Well Hurkyl, in my opinion, when we know now that this limit was probably intended to be solved using Taylor, there may be no chance to l'Hospital-it into a more simple form...maybe I'm wrong, but I'm afraid sometimes the limits can be solved in only one way...

Or do you have the way how to make it simpler and are you just asking me whether I have found it too?

 

[learningphysics]

Well Hurkyl, in my opinion, when we know now that this limit was probably intended to be solved using Taylor, there may be no chance to l'Hospital-it into a more simple form...maybe I'm wrong, but I'm afraid sometimes the limits can be solved in only one way...

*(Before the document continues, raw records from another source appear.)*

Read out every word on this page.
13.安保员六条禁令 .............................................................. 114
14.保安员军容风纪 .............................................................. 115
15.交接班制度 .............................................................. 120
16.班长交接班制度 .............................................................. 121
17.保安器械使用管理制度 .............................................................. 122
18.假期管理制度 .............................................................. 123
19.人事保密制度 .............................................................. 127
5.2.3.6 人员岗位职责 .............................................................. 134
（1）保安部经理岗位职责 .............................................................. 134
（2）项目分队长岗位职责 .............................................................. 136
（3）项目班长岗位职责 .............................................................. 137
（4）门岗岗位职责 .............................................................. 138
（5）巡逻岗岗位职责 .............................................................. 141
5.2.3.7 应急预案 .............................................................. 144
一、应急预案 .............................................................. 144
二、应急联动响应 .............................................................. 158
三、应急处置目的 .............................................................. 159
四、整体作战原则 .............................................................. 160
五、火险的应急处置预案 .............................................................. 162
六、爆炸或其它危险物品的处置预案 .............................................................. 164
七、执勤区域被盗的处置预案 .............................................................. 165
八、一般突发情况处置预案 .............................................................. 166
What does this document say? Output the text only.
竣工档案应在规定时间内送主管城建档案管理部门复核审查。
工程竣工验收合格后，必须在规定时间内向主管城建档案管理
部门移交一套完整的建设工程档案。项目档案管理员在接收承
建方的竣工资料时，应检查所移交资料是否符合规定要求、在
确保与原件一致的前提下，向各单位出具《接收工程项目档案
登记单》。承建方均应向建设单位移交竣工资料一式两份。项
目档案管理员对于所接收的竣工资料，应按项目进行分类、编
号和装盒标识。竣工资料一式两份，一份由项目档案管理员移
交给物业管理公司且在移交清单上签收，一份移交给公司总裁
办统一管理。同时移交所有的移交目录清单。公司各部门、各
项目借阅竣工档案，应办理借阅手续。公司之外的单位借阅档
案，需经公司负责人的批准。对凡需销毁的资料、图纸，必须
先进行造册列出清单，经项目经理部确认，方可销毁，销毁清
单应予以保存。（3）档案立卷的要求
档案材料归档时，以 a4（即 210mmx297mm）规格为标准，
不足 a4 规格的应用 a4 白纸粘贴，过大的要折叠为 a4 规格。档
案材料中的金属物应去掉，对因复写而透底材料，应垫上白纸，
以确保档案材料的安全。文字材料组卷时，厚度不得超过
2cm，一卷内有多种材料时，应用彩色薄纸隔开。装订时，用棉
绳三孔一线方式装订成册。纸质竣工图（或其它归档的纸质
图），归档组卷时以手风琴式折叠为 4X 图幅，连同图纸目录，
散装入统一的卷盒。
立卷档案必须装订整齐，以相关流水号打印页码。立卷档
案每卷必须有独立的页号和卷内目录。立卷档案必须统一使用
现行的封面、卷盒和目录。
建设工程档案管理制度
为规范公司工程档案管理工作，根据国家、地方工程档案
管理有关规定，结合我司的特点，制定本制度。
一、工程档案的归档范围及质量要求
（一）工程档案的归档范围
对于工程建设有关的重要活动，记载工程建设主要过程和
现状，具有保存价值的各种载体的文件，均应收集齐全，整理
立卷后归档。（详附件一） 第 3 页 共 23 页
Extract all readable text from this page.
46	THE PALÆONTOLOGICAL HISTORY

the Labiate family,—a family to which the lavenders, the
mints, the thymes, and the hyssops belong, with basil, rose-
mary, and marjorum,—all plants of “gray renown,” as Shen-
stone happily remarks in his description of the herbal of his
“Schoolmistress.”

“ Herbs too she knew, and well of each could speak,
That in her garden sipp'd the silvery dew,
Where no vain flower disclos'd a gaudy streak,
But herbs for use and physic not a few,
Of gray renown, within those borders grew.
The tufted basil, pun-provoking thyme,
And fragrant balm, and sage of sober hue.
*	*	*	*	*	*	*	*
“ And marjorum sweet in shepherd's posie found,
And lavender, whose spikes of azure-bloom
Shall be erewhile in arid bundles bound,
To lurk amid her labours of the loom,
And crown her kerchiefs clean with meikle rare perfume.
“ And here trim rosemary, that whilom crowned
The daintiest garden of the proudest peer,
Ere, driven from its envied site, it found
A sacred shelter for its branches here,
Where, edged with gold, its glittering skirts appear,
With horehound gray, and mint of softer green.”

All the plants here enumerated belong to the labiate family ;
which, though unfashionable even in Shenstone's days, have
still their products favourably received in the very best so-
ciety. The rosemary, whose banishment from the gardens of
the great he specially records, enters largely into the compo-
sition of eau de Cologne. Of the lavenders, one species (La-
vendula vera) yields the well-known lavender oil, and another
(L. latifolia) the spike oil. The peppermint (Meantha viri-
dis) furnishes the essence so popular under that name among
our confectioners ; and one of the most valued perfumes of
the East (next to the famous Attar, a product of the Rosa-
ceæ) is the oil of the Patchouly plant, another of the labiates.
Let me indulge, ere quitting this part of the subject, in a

Or do you have the way how to make it simpler and are you just asking me whether I have found it too?

If you do a variable substitution in the beginning, then things get easier. Do you see it? Hint: differentiating cos(1/x^2) is really messy.

 

[twoflower]

Could you help me please? I'm having troubles with the Taylor expansion. I got:

$$\lim x^8 \left( \frac{1}{24x^8} + \frac{1}{2x^4} - 1 \right)$$

but it isn't much useful...What am I doing wrong with the expansion?

Thank you.

 

[Hurkyl]

There is a way of making it simpler, and I am hoping to hint you towards seeing how.

Using Taylor series is certainly the easier way to do the limit, though.

 

[Yegor]

Cost=1-t^2/2!+t^4/4!-t^6/6!+t^8/8!+...
Your t=1/n^2

 

[twoflower]

Cost=1-t^2/2!+t^4/4!-t^6/6!-t^8/8!+...
Your t=1/n^2

I finally have it, I did the expansion of cos properly, but forgot to multiply each term with 2...

 

[learningphysics]

I finally have it, I did the expansion of cos properly, but forgot to multiply each term with 2...

Well, since you've completed the problem, I thought I'd just mention how I did it, and what I think Hurkyl was hinting at. I substitued a=1/x^2, and then took the limit with a->0. This makes differentiating a little easier. Using l'Hopital's rule over and over you get 1/12.

 

[Hurkyl]

Actually, I was hinting to divide the numerator and denominator through by x^2, so that the "complication" of the product rule doesn't enter.